FDA grants emergency use authorization for Eli Lilly COVID-19 treatment
The FDA announced on Monday it has issued an emergency use authorization for Eli Lilly's antibody therapy, bamlanivimab, to treat mild to moderate cases of COVID-19.
Why it matters: The treatment is authorized for people "who are at high risk for progressing to severe COVID-19 and/or hospitalization," including people who are 65 and older, and/or people with certain chronic illnesses.
- "[T]he safety and effectiveness of this investigational therapy continues to be evaluated," the FDA wrote in a news release, but the drug was shown to reduce coronavirus-related hospitalizations or emergency room visits for high-risk patients within 28 days after treatment.
- It's not authorized for people who are already hospitalized or are receiving oxygen.
What they're saying: “As illustrated by today’s action, the FDA remains committed to expediting the development and availability of potential COVID-19 treatments and providing sick patients timely access to new therapies where appropriate, while at the same time supporting research to further evaluate whether they are safe and effective,” said FDA Commissioner Stephen Hahn.
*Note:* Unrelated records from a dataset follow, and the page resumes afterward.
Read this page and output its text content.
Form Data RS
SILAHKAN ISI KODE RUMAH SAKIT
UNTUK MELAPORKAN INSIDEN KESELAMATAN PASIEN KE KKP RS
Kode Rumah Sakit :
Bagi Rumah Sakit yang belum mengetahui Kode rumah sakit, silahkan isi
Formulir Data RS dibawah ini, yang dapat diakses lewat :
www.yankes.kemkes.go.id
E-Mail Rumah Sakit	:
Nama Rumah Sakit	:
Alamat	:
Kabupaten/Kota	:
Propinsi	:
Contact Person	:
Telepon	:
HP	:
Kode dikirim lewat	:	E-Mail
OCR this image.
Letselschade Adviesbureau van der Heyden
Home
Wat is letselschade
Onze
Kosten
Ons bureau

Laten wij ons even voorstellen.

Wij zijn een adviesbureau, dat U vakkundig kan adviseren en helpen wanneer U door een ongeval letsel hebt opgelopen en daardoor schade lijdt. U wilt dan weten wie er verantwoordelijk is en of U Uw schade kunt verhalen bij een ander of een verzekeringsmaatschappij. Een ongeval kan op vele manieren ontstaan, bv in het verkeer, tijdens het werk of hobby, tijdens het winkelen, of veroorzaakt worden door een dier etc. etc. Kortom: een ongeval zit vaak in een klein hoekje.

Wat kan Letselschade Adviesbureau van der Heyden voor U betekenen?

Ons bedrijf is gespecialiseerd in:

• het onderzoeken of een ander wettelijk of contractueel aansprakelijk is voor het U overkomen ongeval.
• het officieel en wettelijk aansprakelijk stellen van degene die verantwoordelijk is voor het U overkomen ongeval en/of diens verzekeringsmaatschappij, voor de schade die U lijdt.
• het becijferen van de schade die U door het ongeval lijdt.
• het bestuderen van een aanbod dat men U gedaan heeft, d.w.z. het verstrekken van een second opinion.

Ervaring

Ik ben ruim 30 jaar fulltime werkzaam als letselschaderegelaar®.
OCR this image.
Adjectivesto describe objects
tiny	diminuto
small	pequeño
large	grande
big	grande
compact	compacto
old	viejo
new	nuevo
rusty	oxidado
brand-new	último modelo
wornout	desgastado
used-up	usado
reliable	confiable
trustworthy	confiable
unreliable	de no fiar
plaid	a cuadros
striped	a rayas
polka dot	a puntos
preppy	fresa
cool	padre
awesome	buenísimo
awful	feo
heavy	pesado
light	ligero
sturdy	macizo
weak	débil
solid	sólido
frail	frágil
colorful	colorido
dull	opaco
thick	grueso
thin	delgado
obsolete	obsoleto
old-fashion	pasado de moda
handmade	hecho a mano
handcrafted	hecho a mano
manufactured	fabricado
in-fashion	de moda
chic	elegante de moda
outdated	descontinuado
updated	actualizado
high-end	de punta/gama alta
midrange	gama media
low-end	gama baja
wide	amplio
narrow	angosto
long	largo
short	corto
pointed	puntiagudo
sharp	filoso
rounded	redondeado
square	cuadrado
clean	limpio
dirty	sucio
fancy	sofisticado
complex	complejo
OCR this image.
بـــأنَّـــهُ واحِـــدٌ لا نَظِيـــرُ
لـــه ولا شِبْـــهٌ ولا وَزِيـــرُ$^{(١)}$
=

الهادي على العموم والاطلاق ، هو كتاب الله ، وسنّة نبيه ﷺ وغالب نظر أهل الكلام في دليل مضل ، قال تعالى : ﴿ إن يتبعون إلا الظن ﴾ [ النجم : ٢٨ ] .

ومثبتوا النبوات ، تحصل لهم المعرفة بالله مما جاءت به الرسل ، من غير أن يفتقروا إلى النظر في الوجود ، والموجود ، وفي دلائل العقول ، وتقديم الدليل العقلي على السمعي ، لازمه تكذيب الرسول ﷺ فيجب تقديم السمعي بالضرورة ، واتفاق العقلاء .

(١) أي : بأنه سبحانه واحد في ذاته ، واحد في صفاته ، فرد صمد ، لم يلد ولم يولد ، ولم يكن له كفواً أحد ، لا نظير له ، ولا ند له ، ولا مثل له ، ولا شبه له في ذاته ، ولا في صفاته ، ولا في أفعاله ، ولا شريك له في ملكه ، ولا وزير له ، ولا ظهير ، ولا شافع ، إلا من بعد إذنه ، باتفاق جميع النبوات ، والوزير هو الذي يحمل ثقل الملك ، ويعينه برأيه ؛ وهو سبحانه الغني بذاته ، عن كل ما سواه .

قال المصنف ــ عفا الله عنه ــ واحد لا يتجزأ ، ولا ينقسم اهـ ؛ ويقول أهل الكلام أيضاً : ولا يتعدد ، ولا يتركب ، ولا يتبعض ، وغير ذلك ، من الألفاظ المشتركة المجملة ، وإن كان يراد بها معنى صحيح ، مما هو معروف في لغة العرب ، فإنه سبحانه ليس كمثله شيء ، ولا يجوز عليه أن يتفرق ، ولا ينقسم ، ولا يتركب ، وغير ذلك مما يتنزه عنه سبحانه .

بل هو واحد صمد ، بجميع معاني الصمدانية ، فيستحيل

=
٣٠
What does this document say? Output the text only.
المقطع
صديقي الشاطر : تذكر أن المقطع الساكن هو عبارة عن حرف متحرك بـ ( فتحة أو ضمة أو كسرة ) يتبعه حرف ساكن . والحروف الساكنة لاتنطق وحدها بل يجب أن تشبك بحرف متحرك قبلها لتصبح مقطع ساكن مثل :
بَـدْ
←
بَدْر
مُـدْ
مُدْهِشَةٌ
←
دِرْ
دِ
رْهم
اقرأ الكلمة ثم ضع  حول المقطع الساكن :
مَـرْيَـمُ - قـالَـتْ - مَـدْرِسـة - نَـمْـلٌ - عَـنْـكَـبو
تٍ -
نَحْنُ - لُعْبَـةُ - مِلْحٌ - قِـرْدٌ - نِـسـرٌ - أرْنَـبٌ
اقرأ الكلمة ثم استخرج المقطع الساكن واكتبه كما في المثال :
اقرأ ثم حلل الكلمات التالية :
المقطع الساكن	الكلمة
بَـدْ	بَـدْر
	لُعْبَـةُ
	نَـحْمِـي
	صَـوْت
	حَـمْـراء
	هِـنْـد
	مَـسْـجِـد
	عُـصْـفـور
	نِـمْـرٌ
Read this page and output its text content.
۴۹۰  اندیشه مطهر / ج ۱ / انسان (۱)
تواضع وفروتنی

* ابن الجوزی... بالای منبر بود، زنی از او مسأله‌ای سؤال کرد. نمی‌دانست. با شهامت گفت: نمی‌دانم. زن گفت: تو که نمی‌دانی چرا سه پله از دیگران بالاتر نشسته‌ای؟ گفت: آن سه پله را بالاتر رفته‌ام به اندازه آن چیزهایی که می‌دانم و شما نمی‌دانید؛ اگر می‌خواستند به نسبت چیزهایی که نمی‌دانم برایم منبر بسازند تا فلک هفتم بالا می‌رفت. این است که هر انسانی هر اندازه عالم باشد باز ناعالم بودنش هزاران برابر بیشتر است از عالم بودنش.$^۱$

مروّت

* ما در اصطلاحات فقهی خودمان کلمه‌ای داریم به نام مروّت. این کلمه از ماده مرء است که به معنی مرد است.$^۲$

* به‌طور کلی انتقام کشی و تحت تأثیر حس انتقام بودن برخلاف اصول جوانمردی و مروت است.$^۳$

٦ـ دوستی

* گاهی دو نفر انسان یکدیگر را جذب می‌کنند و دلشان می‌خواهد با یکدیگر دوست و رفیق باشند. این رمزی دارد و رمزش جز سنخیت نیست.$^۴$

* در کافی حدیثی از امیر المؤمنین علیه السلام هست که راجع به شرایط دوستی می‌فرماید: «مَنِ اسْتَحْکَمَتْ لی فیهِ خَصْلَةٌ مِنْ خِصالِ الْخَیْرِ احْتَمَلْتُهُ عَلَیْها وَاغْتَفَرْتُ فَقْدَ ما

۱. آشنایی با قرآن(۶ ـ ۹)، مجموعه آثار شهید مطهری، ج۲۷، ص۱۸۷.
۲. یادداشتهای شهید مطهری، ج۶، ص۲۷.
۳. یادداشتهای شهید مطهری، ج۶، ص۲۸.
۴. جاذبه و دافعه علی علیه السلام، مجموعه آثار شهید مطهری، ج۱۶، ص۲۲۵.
- Eli Lilly Chairman and CEO David Ricks said in a statement, "This emergency authorization allows us to make bamlanivimab available as a COVID-19 treatment for recently diagnosed, high-risk patients – adding a valuable tool for doctors fighting the now-increasing burden of this global pandemic."
- Eli Lilly said it would immediately begin shipping bamlanivimab to AmerisourceBergen, which will distribute the drug as directed by the U.S. government's allocation program.
Worth noting: Eli Lilly announced in October that it sold the U.S. government 300,000 vials of bamlanivimab for $375 million, pending the FDA's emergency authorization.